A ben vedere, forse si tratta della sceneggiatura più perfetta (nel senso di non suscettibile di ulteriore perfettibilità) di Charlie Kaufman, un autore il cui unico limite forse era da rintracciarsi in alcune verbosità tipiche di un certo approccio letterario al cinema. Ma qui il pericolo di sovrabbondanza tematica, quella sensazione di “troppa carne al fuoco” che qualcuno poteva forse patire alla visione di Human Nature o del pur geniale Essere John Malkovich è del tutto scampato, proprio grazie al tenore drammatico e sentimentale della storia. In secondo luogo, l’escamotage onirico dà la possibilità di delimitare la verve inventiva e “surrealista” dello scrittore entro i confini del solo sogno del protagonista, senza per questo sminuirla o frenarla, peraltro dandogli uno status di legittimità proprio in quanto fuga onirica.

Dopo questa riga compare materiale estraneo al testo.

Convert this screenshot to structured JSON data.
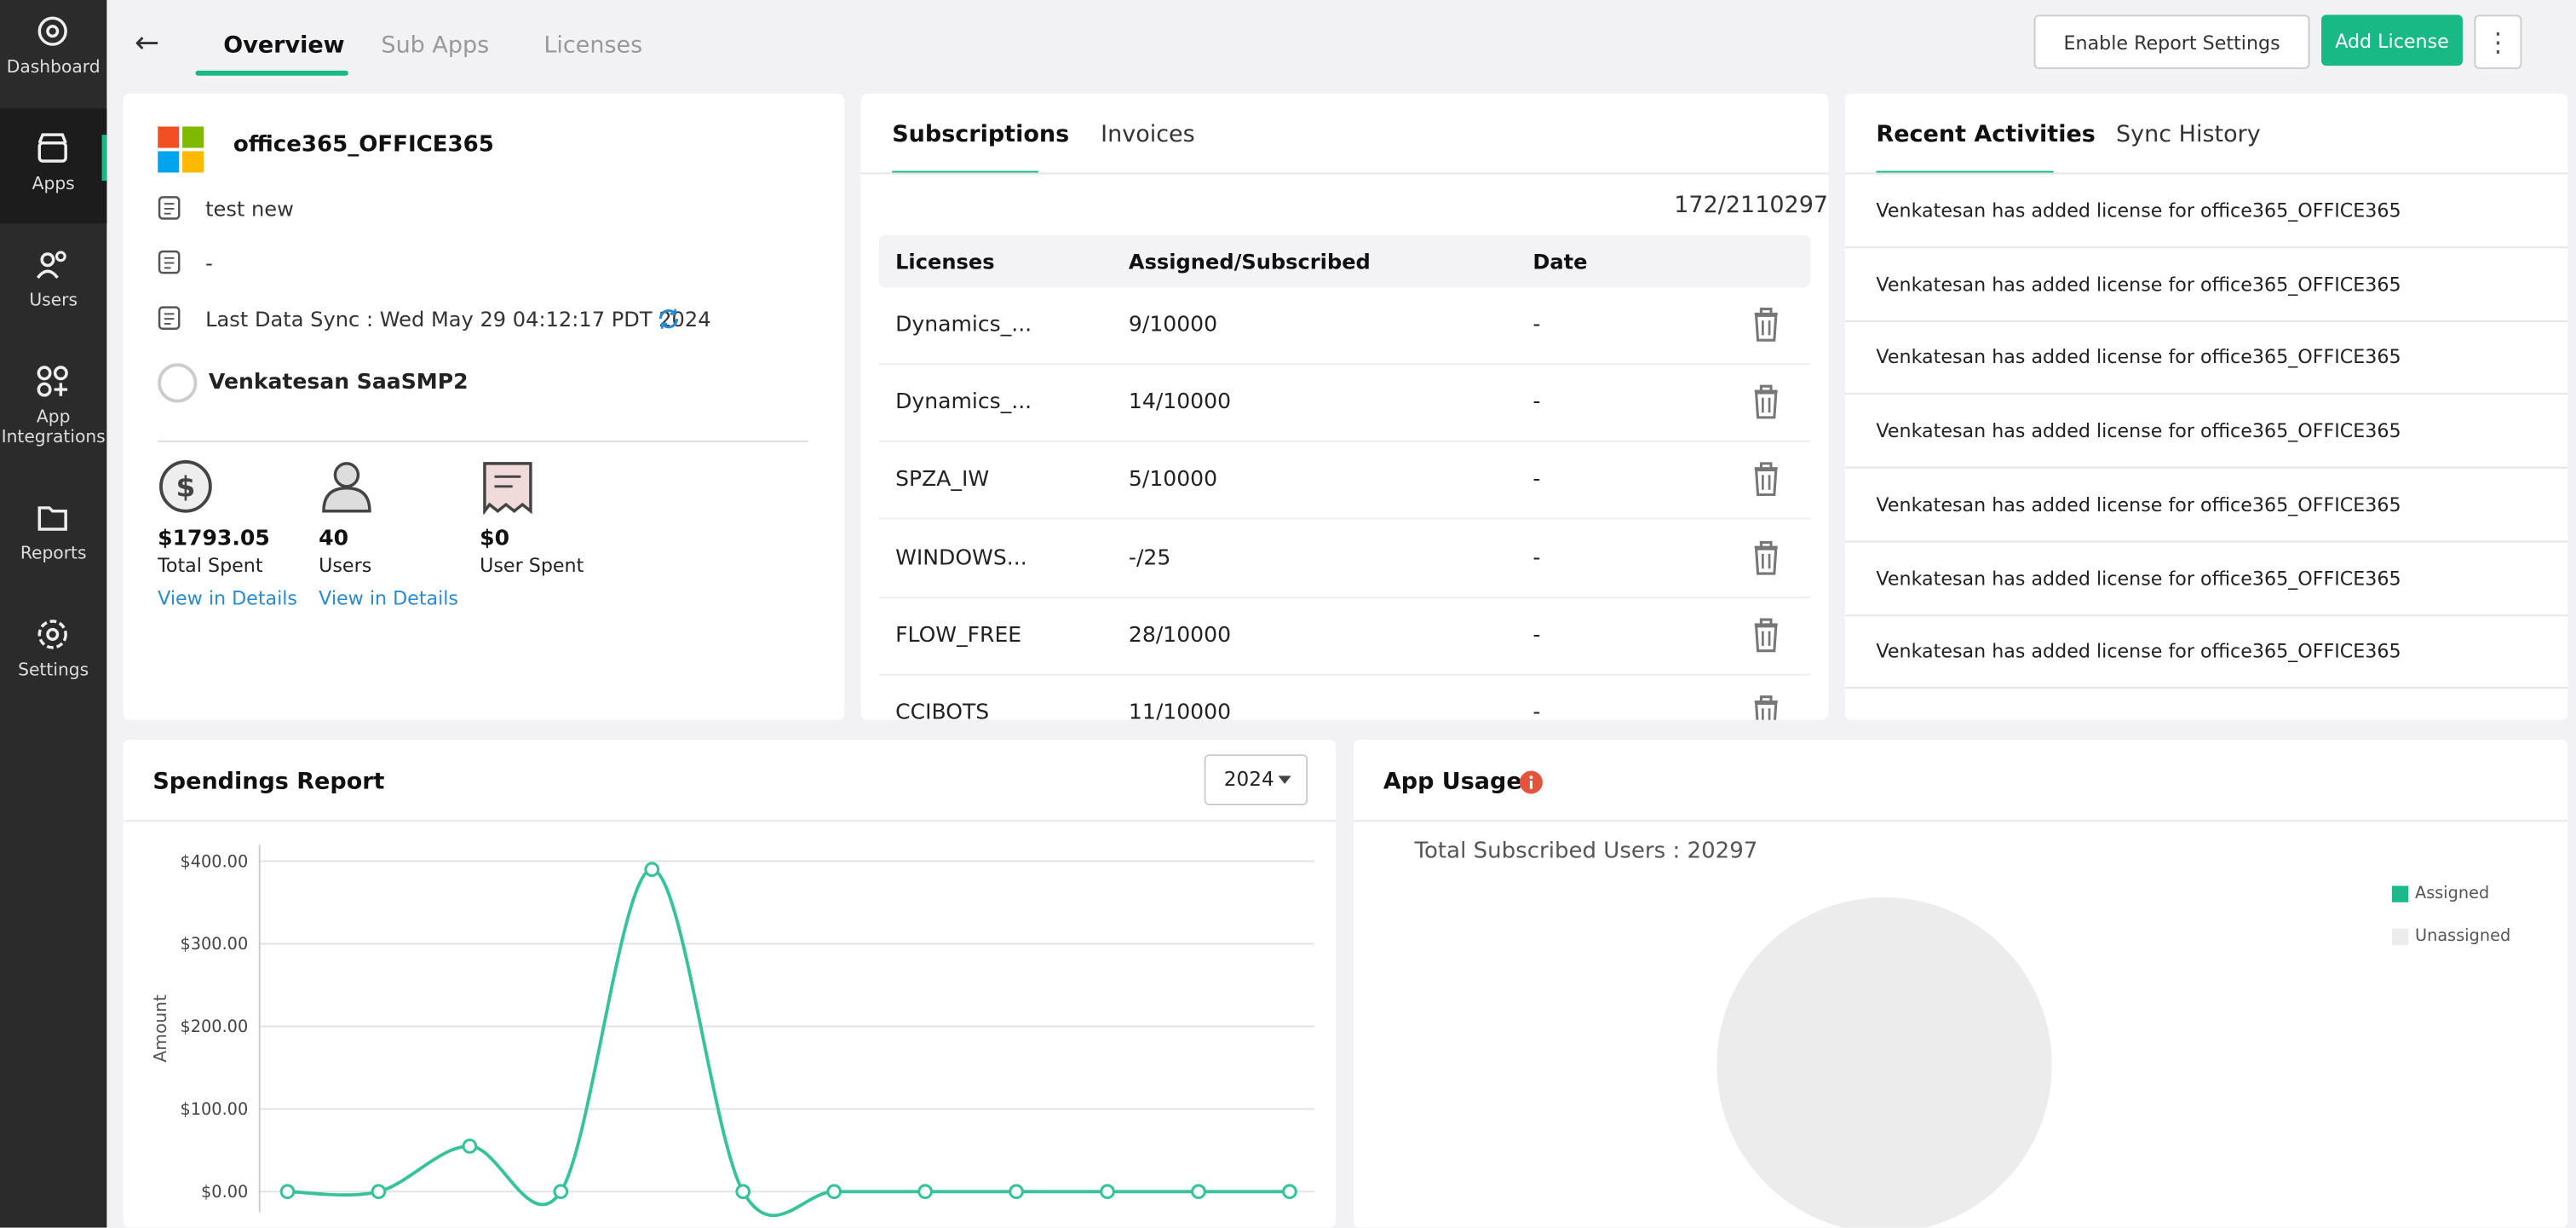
{
  "sidebar": {
    "items": [
      "Dashboard",
      "Apps",
      "Users",
      "App Integrations",
      "Reports",
      "Settings"
    ],
    "active_index": 1
  },
  "tabs": {
    "items": [
      "Overview",
      "Sub Apps",
      "Licenses"
    ],
    "active_index": 0
  },
  "header_actions": {
    "enable_report_settings": "Enable Report Settings",
    "add_license": "Add License"
  },
  "app_card": {
    "name": "office365_OFFICE365",
    "description": "test new",
    "date": "-",
    "last_sync": "Last Data Sync : Wed May 29 04:12:17 PDT 2024",
    "owner": "Venkatesan SaaSMP2",
    "stats": [
      {
        "value": "$1793.05",
        "label": "Total Spent",
        "link": "View in Details"
      },
      {
        "value": "40",
        "label": "Users",
        "link": "View in Details"
      },
      {
        "value": "$0",
        "label": "User Spent"
      }
    ]
  },
  "subscriptions": {
    "tabs": [
      "Subscriptions",
      "Invoices"
    ],
    "active_index": 0,
    "total": "172/2110297",
    "columns": [
      "Licenses",
      "Assigned/Subscribed",
      "Date"
    ],
    "rows": [
      [
        "Dynamics_...",
        "9/10000",
        "-"
      ],
      [
        "Dynamics_...",
        "14/10000",
        "-"
      ],
      [
        "SPZA_IW",
        "5/10000",
        "-"
      ],
      [
        "WINDOWS...",
        "-/25",
        "-"
      ],
      [
        "FLOW_FREE",
        "28/10000",
        "-"
      ],
      [
        "CCIBOTS",
        "11/10000",
        "-"
      ]
    ]
  },
  "activities": {
    "tabs": [
      "Recent Activities",
      "Sync History"
    ],
    "active_index": 0,
    "items": [
      "Venkatesan has added license for office365_OFFICE365",
      "Venkatesan has added license for office365_OFFICE365",
      "Venkatesan has added license for office365_OFFICE365",
      "Venkatesan has added license for office365_OFFICE365",
      "Venkatesan has added license for office365_OFFICE365",
      "Venkatesan has added license for office365_OFFICE365",
      "Venkatesan has added license for office365_OFFICE365"
    ]
  },
  "spendings": {
    "title": "Spendings Report",
    "year": "2024",
    "chart_data": {
      "type": "line",
      "y_label": "Amount",
      "color": "#36c39b",
      "grid": true,
      "categories": [
        null,
        null,
        null,
        null,
        null,
        null,
        null,
        null,
        null,
        null,
        null,
        null
      ],
      "values": [
        0,
        0,
        55,
        0,
        390,
        0,
        0,
        0,
        0,
        0,
        0,
        0
      ],
      "ylim": [
        -25,
        420
      ],
      "yticks": [
        {
          "value": 0,
          "label": "$0.00"
        },
        {
          "value": 100,
          "label": "$100.00"
        },
        {
          "value": 200,
          "label": "$200.00"
        },
        {
          "value": 300,
          "label": "$300.00"
        },
        {
          "value": 400,
          "label": "$400.00"
        }
      ]
    }
  },
  "app_usage": {
    "title": "App Usage",
    "total": "Total Subscribed Users : 20297",
    "legend": [
      {
        "name": "Assigned",
        "color": "#1db98b"
      },
      {
        "name": "Unassigned",
        "color": "#ececec"
      }
    ]
  }
}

E Joel, che questa fuga mette in atto, e lotta coi denti per non farsi strappare anche gli ultimi ricordi di una storia d’amore, ha il volto di Jim Carrey, stavolta non più “faccia di gomma”, tutt’altro. Un’interpretazione defilata, malinconica, riflessiva, a volte più amara che agrodolce, pensata e soprattutto sentita in ogni scena. Come d’altronde vale un po’ per il tutto il resto del cast, a ben vedere: Kate Winslet, che ci offre una Clementine perfettamente complementare al suo uomo, impulsiva, chiassosa, superficiale ma passionale in maniera quasi disturbante; Kirsten Dunst, che si rivela nel finale doversi impegnare in una parte più drammatica e profonda di quanto lasciasse sospettare all’inizio; e buon ultimo Tom Wilkinson, il più amaro di tutti, lo scienziato pazzo sui generis che diventa alla fine quello che già era: un uomo di mezza età impegnato nel tentativo di liberarsi dalle pastoie di relazioni sentimentali venate di squallore. Che magari ha inventato quella strana macchina proprio a tale scopo, per dare alla gente un’illusione di libertà da quelle strane gabbie che sono le memorie, ma che scopre tristemente, alla fine, quanto il suo tritaricordi brevettato lasci, comunque e sempre, soli di fronte alla realtà.